Chasing takes you away
- Chasing the way takes you away from it.
- Thinking about it obscures it.
- Progress on the path is not linear.
No problems
- The infinite causes and conditions of Reality create everything.
- There are no problems, no choices.
- Liberation is seeing through the illusion of there being a problem.
- Life, as it is, is enough.
- Fully engaged with how it is, as it is, not how it “should” be.
- Our ideas of happiness can stop us being happy.
- Notice the causes and conditions that lead to your suffering.
- The things that are most difficult for us have the most to teach us.
No choices
- We’re not doing in the world, the world is doing us, like it does trees and rivers.
- Spontaneous action, like laughing at a joke.
- Actions require an agent manifesting a purpose.
- Rain doesn’t need a rainer, a doer.
- Being without thinking: without desire, attachment, opinions.
Letting go
- Don’t grasp or reject.

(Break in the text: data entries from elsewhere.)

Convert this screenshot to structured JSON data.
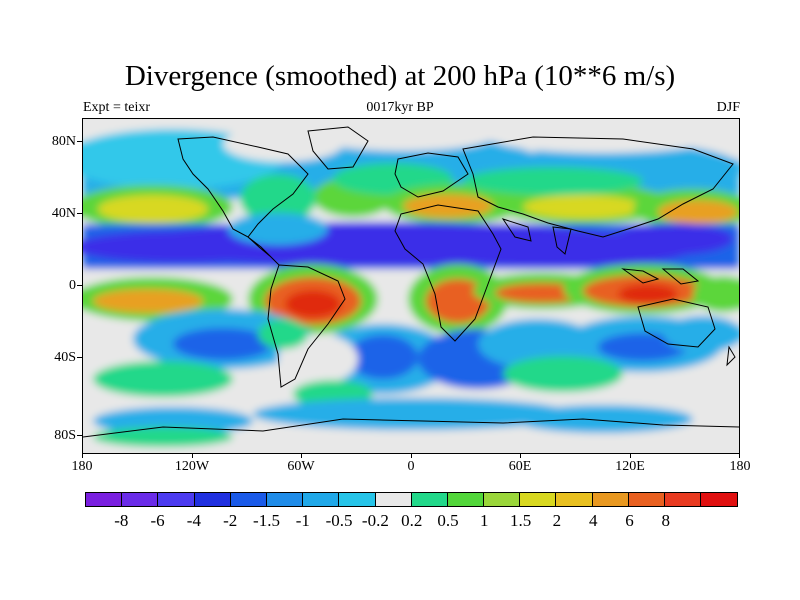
{
  "title": "Divergence (smoothed) at 200 hPa (10**6 m/s)",
  "subtitle_left": "Expt = teixr",
  "subtitle_center": "0017kyr BP",
  "subtitle_right": "DJF",
  "lat_ticks": [
    "80N",
    "40N",
    "0",
    "40S",
    "80S"
  ],
  "lon_ticks": [
    "180",
    "120W",
    "60W",
    "0",
    "60E",
    "120E",
    "180"
  ],
  "colorbar": {
    "colors": [
      "#7a1fe0",
      "#6a2be8",
      "#4c3bf0",
      "#2030e0",
      "#1a5ae8",
      "#1f8ce8",
      "#20a8e8",
      "#26c4e8",
      "#e8e8e8",
      "#22d88a",
      "#52d63a",
      "#9ad63a",
      "#d8d820",
      "#e8c020",
      "#e89820",
      "#e86020",
      "#e83a20",
      "#e01010"
    ],
    "labels": [
      "-8",
      "-6",
      "-4",
      "-2",
      "-1.5",
      "-1",
      "-0.5",
      "-0.2",
      "0.2",
      "0.5",
      "1",
      "1.5",
      "2",
      "4",
      "6",
      "8"
    ]
  },
  "field_colors": {
    "strong_neg": "#3a2ee8",
    "neg": "#1f63e8",
    "weak_neg": "#25aee8",
    "light_neg": "#30c8ea",
    "neutral": "#e8e8e8",
    "weak_pos": "#22d88a",
    "pos": "#5cd63a",
    "mid_pos": "#d8d820",
    "high_pos": "#e8a020",
    "very_high": "#e86020",
    "extreme": "#e02a10"
  }
}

Don’t push or pull.
- Avoiding something means its still affecting you.
- Just notice without judgement. Be open, curious.
- Judgement creates barriers, separation.
- Only cease to cherish opinions, like and not-like.
- Zen master Seng-ts’an reminds us: “Do not search for the truth; only cease to cherish opinions.”
- Choosing obscures the way.
- Just notice, in the midst of it all.
Questioning
- The answering is in the questioning.
- Koans are dark to the mind, radiant to the heart.
Take care
- Take care of your suffering.
- Running away only prolongs pain.
- Take care of all the parts of yourself.
Added 2024-07-07, last updated 2024-07-13.